Perhaps Ahmad Vincenzo would like to open the Corriere della Sera for July 28, just three days ago. He will find, under the rubric "Cronache," a story titled: "Genova, polemica sulla moschea. Il sindaco; non voglio il minareto." [Genoa, a polemic on the matter of the mosque. The mayor: I'm opposed to the minaret."] In this story we learn about the demands of Muslims in Genoa to build a mosque with a minaret, right smack in the historic center of Genova. They want to do this despite the fact that there are only 8,000 Muslims in Genova, which is less than 1% of the total population -- and not all of them are even citizens. It is, Mayor Marta Vincenzi says, a deliberate act of using the minaret to send a message of o'erweening power: "Simbolo troppo forte in citta."
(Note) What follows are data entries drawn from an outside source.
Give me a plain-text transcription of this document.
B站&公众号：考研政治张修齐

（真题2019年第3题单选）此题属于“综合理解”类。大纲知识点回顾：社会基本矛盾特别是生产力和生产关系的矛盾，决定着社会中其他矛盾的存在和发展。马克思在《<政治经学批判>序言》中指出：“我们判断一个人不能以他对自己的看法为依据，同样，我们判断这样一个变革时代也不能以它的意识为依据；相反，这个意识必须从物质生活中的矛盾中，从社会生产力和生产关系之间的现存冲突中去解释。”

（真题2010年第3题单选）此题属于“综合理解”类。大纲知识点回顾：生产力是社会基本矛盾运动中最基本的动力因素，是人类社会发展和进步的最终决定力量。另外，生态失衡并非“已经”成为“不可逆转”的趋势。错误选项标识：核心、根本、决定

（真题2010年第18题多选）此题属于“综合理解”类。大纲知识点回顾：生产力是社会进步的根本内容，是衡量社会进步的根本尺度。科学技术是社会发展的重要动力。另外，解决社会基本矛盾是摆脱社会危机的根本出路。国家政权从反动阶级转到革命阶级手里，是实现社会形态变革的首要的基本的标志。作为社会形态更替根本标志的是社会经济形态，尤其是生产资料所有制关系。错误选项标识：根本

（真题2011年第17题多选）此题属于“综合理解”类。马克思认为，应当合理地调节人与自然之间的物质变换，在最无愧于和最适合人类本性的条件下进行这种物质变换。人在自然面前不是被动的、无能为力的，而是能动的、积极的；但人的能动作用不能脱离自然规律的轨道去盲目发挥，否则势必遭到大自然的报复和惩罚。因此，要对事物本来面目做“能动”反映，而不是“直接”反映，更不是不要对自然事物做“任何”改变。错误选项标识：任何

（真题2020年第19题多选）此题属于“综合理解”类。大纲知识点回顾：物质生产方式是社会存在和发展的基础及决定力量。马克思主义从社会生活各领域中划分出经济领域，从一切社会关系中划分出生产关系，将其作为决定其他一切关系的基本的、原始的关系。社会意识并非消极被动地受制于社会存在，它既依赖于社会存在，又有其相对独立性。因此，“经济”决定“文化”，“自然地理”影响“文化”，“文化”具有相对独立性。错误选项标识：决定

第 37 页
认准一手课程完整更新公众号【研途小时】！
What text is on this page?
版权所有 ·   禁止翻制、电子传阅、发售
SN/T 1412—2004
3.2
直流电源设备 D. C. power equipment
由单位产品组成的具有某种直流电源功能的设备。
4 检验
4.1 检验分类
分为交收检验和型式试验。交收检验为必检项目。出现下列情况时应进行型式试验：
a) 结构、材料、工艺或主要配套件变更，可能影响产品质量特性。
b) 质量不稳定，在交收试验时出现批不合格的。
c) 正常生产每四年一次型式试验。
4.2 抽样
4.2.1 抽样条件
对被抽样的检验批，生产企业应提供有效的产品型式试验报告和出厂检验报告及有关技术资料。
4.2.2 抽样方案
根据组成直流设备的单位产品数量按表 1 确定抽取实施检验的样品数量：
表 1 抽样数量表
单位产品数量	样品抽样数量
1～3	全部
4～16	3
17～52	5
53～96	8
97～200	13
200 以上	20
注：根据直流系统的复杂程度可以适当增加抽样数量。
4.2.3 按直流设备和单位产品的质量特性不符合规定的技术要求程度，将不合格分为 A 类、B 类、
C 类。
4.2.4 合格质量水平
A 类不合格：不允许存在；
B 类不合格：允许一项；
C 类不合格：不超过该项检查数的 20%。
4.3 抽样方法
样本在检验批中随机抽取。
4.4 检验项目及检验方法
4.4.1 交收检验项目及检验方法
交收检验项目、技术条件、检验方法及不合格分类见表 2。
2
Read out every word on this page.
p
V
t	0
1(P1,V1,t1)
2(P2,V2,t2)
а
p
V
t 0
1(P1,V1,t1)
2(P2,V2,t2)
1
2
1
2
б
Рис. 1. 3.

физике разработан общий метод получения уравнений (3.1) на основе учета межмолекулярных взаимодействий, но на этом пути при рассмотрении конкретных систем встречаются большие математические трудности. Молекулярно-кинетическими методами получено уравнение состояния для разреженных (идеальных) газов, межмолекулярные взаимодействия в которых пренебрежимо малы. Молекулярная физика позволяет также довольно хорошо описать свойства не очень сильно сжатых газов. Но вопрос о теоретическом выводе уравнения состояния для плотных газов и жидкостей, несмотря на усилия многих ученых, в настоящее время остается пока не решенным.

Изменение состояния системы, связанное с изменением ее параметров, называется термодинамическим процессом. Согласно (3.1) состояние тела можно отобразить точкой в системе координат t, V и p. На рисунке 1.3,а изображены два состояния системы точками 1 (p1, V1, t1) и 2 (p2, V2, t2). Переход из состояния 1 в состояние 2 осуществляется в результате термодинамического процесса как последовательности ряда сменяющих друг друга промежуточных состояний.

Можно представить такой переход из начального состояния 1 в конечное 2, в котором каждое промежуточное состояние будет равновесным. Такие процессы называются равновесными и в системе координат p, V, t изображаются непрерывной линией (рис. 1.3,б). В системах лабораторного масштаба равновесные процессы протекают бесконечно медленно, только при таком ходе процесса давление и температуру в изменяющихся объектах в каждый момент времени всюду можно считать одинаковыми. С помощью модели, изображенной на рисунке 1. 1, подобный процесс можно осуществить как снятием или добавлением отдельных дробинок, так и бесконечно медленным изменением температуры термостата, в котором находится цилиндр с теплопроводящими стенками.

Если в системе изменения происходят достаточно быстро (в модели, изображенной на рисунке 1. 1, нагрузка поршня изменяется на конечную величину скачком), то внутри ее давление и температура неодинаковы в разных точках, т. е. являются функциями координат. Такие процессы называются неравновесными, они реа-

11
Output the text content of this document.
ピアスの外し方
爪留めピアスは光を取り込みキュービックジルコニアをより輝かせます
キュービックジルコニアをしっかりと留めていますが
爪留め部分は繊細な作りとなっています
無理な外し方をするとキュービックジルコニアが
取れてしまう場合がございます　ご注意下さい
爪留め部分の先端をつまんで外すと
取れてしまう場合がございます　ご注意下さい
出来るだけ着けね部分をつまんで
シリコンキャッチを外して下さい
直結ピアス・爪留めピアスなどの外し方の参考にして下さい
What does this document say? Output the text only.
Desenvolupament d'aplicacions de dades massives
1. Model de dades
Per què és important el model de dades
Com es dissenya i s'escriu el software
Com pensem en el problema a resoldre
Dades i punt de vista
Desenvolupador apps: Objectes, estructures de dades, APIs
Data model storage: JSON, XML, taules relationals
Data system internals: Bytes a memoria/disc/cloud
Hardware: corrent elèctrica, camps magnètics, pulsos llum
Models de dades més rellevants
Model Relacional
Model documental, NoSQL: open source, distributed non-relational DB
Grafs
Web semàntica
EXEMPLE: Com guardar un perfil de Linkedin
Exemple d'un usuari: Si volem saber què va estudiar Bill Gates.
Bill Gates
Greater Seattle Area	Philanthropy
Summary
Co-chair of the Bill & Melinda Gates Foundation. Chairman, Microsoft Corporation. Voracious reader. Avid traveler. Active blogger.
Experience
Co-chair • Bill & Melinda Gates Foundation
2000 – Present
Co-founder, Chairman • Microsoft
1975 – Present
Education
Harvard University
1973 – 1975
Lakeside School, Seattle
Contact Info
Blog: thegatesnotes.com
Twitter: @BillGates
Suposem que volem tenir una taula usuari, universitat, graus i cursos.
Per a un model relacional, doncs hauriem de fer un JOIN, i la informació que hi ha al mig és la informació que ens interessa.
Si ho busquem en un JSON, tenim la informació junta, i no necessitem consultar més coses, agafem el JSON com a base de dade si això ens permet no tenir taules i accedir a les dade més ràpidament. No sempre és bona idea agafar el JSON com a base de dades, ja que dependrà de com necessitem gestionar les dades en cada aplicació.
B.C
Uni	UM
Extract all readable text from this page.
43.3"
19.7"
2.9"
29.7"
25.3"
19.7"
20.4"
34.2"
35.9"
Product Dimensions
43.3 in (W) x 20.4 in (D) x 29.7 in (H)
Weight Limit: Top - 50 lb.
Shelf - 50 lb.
And supplementing the story about this minaret controversy is a discussion with Paolo Branca, a professor of Arabic and of Islamic studies at the Catholic University of Milan, who explains that the minaret was never required by the tenets of Islam, but came to be as a deliberate imitation of, and out-towering of, the campanile, or Christian bell-tower. It was meant to symbolize the power and might of Islam, of Muslims, over Christians and their symbols. It is prompted by the same impulse -- to express Muslim power and to win over the impressed -- that requires, under the Shari'a, all non-Muslim houses of worship to be built on lower ground than any nearby mosque. Muslims and Islam must dominate the skyline, as they must dominate in the world.

Oh, in Italy right now, all kinds of people are waking up to Islam. Not everyone of course. Not those Italians -- still a very small group -- who converted, or reverted, for whatever sad-eyed reasons, such as Ahmad Vincenzo. One wonders if Ahmad Vincenzo is the product of one of those couples where one of the pair is Muslim, the other not, but the non-Muslim ends up converting in order, if male, to be able to get married at all. Or is he one more of the psychically marginal who, having not understood Islam, converted and then, only later, when it was for him just a little too late, found out a bit more about the Faith, but had, out of necessity now, to stick with it?

Posted by Hugh at July 31, 2008 8:05 PM

ed- Yeah, let's have a "dialogue" about Jihad and Muslm Colonization and the Persecution of Christians and Religious Apartheid.  I'm all for it.